Matched Unrelated Allogeneic Stem Cell Transplantation for Patients with Congenital Amegakaryocytic Thrombocytopenia: Texas Children`s Hospital Experience

Congenital amegakaryocytic thrombocytopenia (CAMT) is a rare inherited bone marrow failure syndrome (IBMFS) characterized by decreased or absent numbers of megakaryocytes and is not associated with congenital malformations. It is an autosomal recessive disorder with mutations in the thrombopoietin receptor c-MPL, presenting at birth with severe isolated thrombocytopenia. Given the increased risk of life threatening hemorrhage, close monitoring and supportive care with regular platelet transfusions is usually required. The severity of the MPL mutation may predict the clinical course of children with CAMT. Null mutations may rapidly progress to pancytopenia and aplastic anemia, while more modest functional loss of receptor function cause a transient increase in platelet count to > 50,000/µL during the first year of life with later progression to pancytopenia. Moreover, like other IBMFSs, CAMT has been referred to as a cancer predisposition syndrome. Allogeneic hematopoietic stem cell transplant (HSCT) offers the only curative option.

We present our institutional experience of three patients with CAMT who underwent matched unrelated HSCT early in the course of the disease when their presenting problem was isolated thrombocytopenia without pancytopenia, marrow failure or clonal evolution. We have used a fully ablative regimen with busulfan 1 mg/kg/dose for 16 doses (days -9, -8, -7, and -6), cyclophosphamide 50 mg/kg/dose for 4 doses (days -5, -4, -3, and -2) and alemtuzumab 3 mg/day (weight-based dosage) for 4 doses (days -5, -4, -3, and -2). Cyclosporine and mini methotrexate (on days +1, +3, +6 and +11) were given for GVHD prophylaxis.

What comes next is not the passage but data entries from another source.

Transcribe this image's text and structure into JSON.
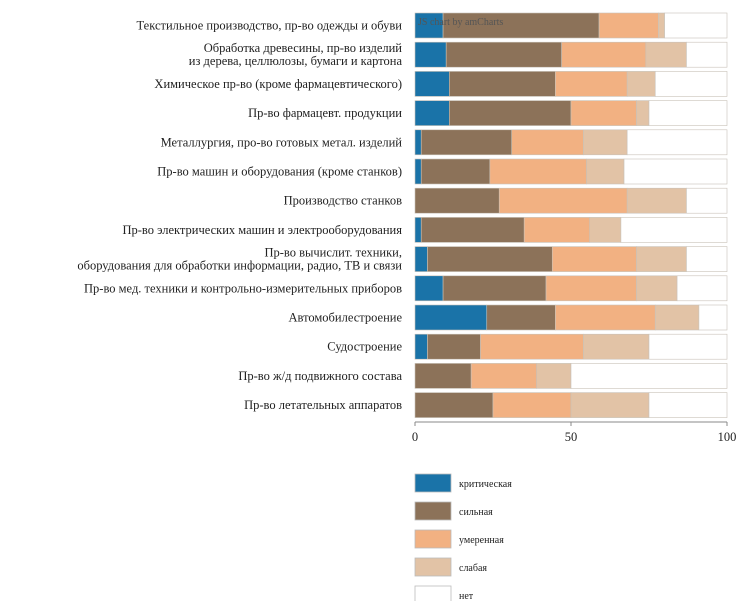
{
  "chart_data": {
    "type": "bar",
    "orientation": "horizontal",
    "stacked": true,
    "credit": "JS chart by amCharts",
    "categories": [
      [
        "Текстильное производство, пр-во одежды и обуви"
      ],
      [
        "Обработка древесины, пр-во изделий",
        "из дерева, целлюлозы, бумаги и картона"
      ],
      [
        "Химическое пр-во (кроме фармацевтического)"
      ],
      [
        "Пр-во фармацевт. продукции"
      ],
      [
        "Металлургия, про-во готовых метал. изделий"
      ],
      [
        "Пр-во машин и оборудования (кроме станков)"
      ],
      [
        "Производство станков"
      ],
      [
        "Пр-во электрических машин и электрооборудования"
      ],
      [
        "Пр-во вычислит. техники,",
        "оборудования для обработки информации, радио, ТВ и связи"
      ],
      [
        "Пр-во мед. техники и контрольно-измерительных приборов"
      ],
      [
        "Автомобилестроение"
      ],
      [
        "Судостроение"
      ],
      [
        "Пр-во ж/д подвижного состава"
      ],
      [
        "Пр-во летательных аппаратов"
      ]
    ],
    "series": [
      {
        "name": "критическая",
        "color": "#1a73a8",
        "values": [
          9,
          10,
          11,
          11,
          2,
          2,
          0,
          2,
          4,
          9,
          23,
          4,
          0,
          0
        ]
      },
      {
        "name": "сильная",
        "color": "#8c7259",
        "values": [
          50,
          37,
          34,
          39,
          29,
          22,
          27,
          33,
          40,
          33,
          22,
          17,
          18,
          25
        ]
      },
      {
        "name": "умеренная",
        "color": "#f2b182",
        "values": [
          19,
          27,
          23,
          21,
          23,
          31,
          41,
          21,
          27,
          29,
          32,
          33,
          21,
          25
        ]
      },
      {
        "name": "слабая",
        "color": "#e2c3a6",
        "values": [
          2,
          13,
          9,
          4,
          14,
          12,
          19,
          10,
          16,
          13,
          14,
          21,
          11,
          25
        ]
      },
      {
        "name": "нет",
        "color": "#ffffff",
        "values": [
          20,
          13,
          23,
          25,
          32,
          33,
          13,
          34,
          13,
          16,
          9,
          25,
          50,
          25
        ]
      }
    ],
    "xlim": [
      0,
      100
    ],
    "xticks": [
      "0",
      "50",
      "100"
    ],
    "legend_position": "bottom"
  }
}
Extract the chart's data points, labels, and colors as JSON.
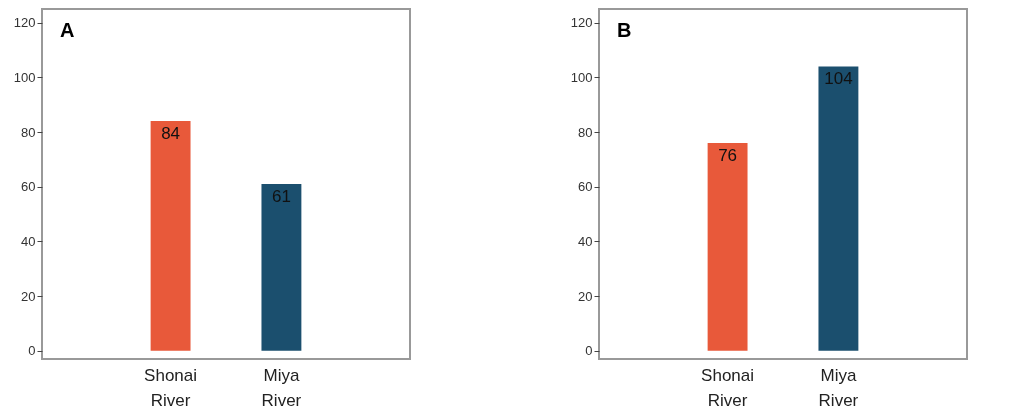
{
  "chart_data": [
    {
      "type": "bar",
      "title": "A",
      "categories": [
        "Shonai River",
        "Miya River"
      ],
      "values": [
        84,
        61
      ],
      "colors": [
        "#e8593a",
        "#1b4f6e"
      ],
      "ylim": [
        -3,
        125
      ],
      "yticks": [
        0,
        20,
        40,
        60,
        80,
        100,
        120
      ],
      "data_labels": true
    },
    {
      "type": "bar",
      "title": "B",
      "categories": [
        "Shonai River",
        "Miya River"
      ],
      "values": [
        76,
        104
      ],
      "colors": [
        "#e8593a",
        "#1b4f6e"
      ],
      "ylim": [
        -3,
        125
      ],
      "yticks": [
        0,
        20,
        40,
        60,
        80,
        100,
        120
      ],
      "data_labels": true
    }
  ]
}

The first two patients were siblings with persistent thrombocytopenia at birth, the first of whom had compound heterozygous mutations (c.256dupC and c.391+5 G>C) in the MPL gene. Both parents were carriers and the second sibling was diagnosed prenatally with the same mutations. No other phenotypic abnormalities were noted and testing for Fanconi anemia was negative. The siblings were transplanted with matched unrelated donors at 12 months and 14 months respectively.

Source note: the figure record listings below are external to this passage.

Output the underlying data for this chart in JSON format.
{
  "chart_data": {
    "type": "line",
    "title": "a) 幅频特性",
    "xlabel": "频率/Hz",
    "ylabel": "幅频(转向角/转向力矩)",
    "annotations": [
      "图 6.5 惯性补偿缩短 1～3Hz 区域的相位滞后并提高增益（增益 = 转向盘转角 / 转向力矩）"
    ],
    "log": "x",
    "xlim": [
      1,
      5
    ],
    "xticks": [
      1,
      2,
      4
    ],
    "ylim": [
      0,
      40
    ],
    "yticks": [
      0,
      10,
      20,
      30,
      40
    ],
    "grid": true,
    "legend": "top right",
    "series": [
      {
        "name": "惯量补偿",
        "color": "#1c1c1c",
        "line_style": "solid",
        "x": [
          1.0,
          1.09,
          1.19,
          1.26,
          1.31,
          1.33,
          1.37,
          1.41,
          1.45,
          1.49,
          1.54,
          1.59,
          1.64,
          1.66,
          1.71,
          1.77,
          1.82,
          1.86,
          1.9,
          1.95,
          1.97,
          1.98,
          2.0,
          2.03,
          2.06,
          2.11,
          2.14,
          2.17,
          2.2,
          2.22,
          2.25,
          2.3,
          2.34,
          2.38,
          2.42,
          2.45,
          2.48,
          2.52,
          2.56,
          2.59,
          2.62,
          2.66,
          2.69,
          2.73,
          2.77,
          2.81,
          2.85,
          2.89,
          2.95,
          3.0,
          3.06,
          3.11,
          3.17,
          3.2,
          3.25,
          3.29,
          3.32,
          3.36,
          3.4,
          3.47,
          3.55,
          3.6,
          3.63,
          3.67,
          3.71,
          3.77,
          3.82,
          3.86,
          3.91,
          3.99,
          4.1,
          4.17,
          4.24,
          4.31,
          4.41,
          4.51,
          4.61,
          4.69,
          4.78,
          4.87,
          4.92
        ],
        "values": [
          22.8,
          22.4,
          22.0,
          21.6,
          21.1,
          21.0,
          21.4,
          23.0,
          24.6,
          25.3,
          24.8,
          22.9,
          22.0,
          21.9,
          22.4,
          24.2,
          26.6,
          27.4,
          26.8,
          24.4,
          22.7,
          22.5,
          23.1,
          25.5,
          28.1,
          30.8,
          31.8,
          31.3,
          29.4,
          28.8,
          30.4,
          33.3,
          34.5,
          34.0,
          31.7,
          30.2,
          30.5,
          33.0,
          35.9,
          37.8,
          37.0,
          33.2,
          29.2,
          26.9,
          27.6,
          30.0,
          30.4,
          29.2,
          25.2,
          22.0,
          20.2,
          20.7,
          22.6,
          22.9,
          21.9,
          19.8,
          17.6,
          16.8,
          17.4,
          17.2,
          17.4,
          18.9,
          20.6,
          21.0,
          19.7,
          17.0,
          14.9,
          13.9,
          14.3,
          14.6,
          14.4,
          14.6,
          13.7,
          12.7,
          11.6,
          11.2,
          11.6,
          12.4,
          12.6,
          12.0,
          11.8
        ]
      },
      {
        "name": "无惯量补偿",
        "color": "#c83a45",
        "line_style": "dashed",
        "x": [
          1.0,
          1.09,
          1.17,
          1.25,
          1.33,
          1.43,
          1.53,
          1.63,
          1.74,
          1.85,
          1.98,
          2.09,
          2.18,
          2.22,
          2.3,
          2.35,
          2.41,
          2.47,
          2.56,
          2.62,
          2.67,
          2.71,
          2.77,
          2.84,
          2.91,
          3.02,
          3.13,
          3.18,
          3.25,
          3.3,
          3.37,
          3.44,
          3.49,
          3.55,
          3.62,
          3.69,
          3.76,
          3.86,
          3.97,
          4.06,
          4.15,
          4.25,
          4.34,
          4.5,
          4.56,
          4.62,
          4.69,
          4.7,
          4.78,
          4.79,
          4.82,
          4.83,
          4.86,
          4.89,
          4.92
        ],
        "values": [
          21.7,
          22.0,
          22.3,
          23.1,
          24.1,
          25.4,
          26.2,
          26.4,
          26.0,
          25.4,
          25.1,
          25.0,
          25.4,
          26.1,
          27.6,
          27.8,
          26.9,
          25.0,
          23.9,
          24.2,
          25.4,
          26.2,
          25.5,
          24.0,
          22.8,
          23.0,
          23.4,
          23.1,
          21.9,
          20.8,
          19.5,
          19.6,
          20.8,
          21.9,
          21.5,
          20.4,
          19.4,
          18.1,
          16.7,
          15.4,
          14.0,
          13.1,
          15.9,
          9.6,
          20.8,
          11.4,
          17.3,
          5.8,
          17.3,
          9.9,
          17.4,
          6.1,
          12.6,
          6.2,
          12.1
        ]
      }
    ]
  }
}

Our third patient was diagnosed prenatally with germinal matrix hemorrhage and vetriculomegaly. He was noted to have thrombocytopenia after birth. He was treated initially for presumed neonatal alloimmune thrombocytopenia. Sequencing of the MPL gene revealed two compound heterozygous missense mutations (R257C and R102P). The patient was transplanted with a matched unrelated donor at the age of 11 months.

All patients tolerated the transplant with minimal toxicity, durable engraftment, and no acute or chronic GVHD. The first two siblings are approximately 4 years and 2 years post HSCT and the third patient is past day 100.

Previous reports of HSCT for CAMT that used matched unrelated donors recorded poor outcomes, with a high rate of graft failure. Although our current study is small in size, the results suggest that a HSCT following a fully ablative regimen containing alemtuzumab and performed early in the course of the disease may produce better outcomes, and will avoid the complications associated with marrow failure and clonal abnormalities.